Ori meanwhile was emptying his boots of water, while unbeknownst to the others at the moment, a stranger approached from behind aiming his brandished arrow right for his head. Soon, the company caught wind of this stranger, just as Dwalin jumped before the stranger brandishing a large branch meaning to charge until the stranger shot and embedded the arrow smack in the its middle. Izzy then picked up a nearby stone with her magic, right before the stranger shot another arrow sending away the stone along with the arrow.

"Do it again," he threatened. "And you're dead.

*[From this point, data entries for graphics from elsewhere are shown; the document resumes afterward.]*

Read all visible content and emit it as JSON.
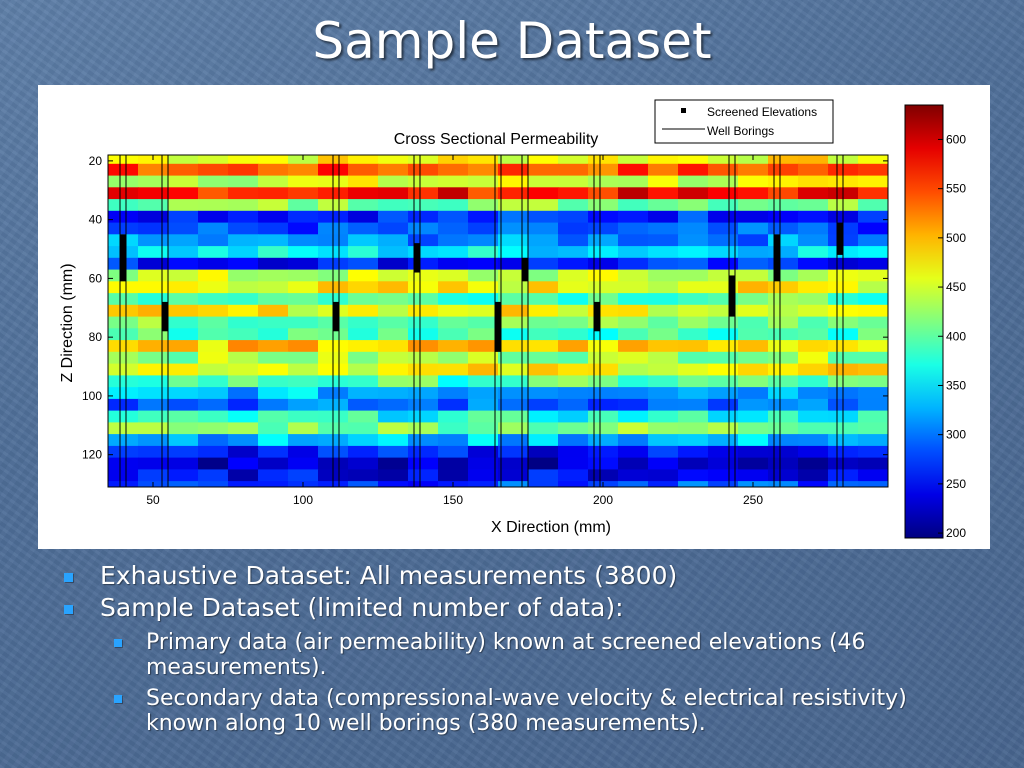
{
  "slide": {
    "title": "Sample Dataset",
    "bullets": [
      {
        "level": 1,
        "text": "Exhaustive Dataset: All measurements (3800)"
      },
      {
        "level": 1,
        "text": "Sample Dataset (limited number of data):"
      },
      {
        "level": 2,
        "text": "Primary data (air permeability) known at screened elevations (46 measurements)."
      },
      {
        "level": 2,
        "text": "Secondary data (compressional-wave velocity & electrical resistivity) known along 10 well borings (380 measurements)."
      }
    ],
    "bullet_color": "#29a3ff",
    "background_color": "#56769f"
  },
  "chart_data": {
    "type": "heatmap",
    "title": "Cross Sectional Permeability",
    "xlabel": "X Direction (mm)",
    "ylabel": "Z Direction (mm)",
    "xlim": [
      35,
      295
    ],
    "ylim": [
      131,
      18
    ],
    "xticks": [
      50,
      100,
      150,
      200,
      250
    ],
    "yticks": [
      20,
      40,
      60,
      80,
      100,
      120
    ],
    "colorbar": {
      "range": [
        195,
        635
      ],
      "ticks": [
        200,
        250,
        300,
        350,
        400,
        450,
        500,
        550,
        600
      ],
      "colormap": "jet"
    },
    "legend": {
      "placement": "top-right",
      "items": [
        {
          "label": "Screened Elevations",
          "marker": "square"
        },
        {
          "label": "Well Borings",
          "marker": "line"
        }
      ]
    },
    "layers": [
      {
        "z": 19,
        "value": 470
      },
      {
        "z": 23,
        "value": 545
      },
      {
        "z": 27,
        "value": 450
      },
      {
        "z": 31,
        "value": 575
      },
      {
        "z": 35,
        "value": 420
      },
      {
        "z": 39,
        "value": 270
      },
      {
        "z": 43,
        "value": 280
      },
      {
        "z": 47,
        "value": 310
      },
      {
        "z": 51,
        "value": 355
      },
      {
        "z": 55,
        "value": 260
      },
      {
        "z": 59,
        "value": 440
      },
      {
        "z": 63,
        "value": 470
      },
      {
        "z": 67,
        "value": 400
      },
      {
        "z": 71,
        "value": 470
      },
      {
        "z": 75,
        "value": 410
      },
      {
        "z": 79,
        "value": 395
      },
      {
        "z": 83,
        "value": 490
      },
      {
        "z": 87,
        "value": 430
      },
      {
        "z": 91,
        "value": 470
      },
      {
        "z": 95,
        "value": 395
      },
      {
        "z": 99,
        "value": 330
      },
      {
        "z": 103,
        "value": 295
      },
      {
        "z": 107,
        "value": 370
      },
      {
        "z": 111,
        "value": 420
      },
      {
        "z": 115,
        "value": 330
      },
      {
        "z": 119,
        "value": 255
      },
      {
        "z": 123,
        "value": 225
      },
      {
        "z": 127,
        "value": 245
      },
      {
        "z": 131,
        "value": 280
      }
    ],
    "well_borings": [
      {
        "x": 40,
        "screened_z": [
          45,
          61
        ]
      },
      {
        "x": 54,
        "screened_z": [
          68,
          78
        ]
      },
      {
        "x": 111,
        "screened_z": [
          68,
          78
        ]
      },
      {
        "x": 138,
        "screened_z": [
          48,
          58
        ]
      },
      {
        "x": 165,
        "screened_z": [
          68,
          85
        ]
      },
      {
        "x": 174,
        "screened_z": [
          53,
          61
        ]
      },
      {
        "x": 198,
        "screened_z": [
          68,
          78
        ]
      },
      {
        "x": 243,
        "screened_z": [
          59,
          73
        ]
      },
      {
        "x": 258,
        "screened_z": [
          45,
          61
        ]
      },
      {
        "x": 279,
        "screened_z": [
          41,
          52
        ]
      }
    ]
  }
}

The company stood in silence at the mercy of him: black-bearded, long-haired, equal height of an elf, but grim-faced instead of fare.

"Now, take it easy," Sunny stammered. "You have no reason to harm any of us. Are you an elf?"

The stranger turned to Sunny, not dropping his arrow, but instead picking up at the sight of a pony who could communicate in the common speech.

"I'm a man," he grunted. "I have no elf-blood in my veins."

Balin, who had been eying the tied-off barge behind the man, cautiously approached from behind Sunny.

"Let me handle this, lass," he whispered.

The man then focused his arrow towards Balin, who spoke. "Excuse me, but, uh, you're from Laketown, if I'm not mistaken?" he stammered. "That barge over there, it wouldn't be available for hire, by any chance?"

The man lowered his arrow, assured that the dwarves, ponies, and Bilbo meant no harm to his life, however he took great suspicion at Balin's proposal.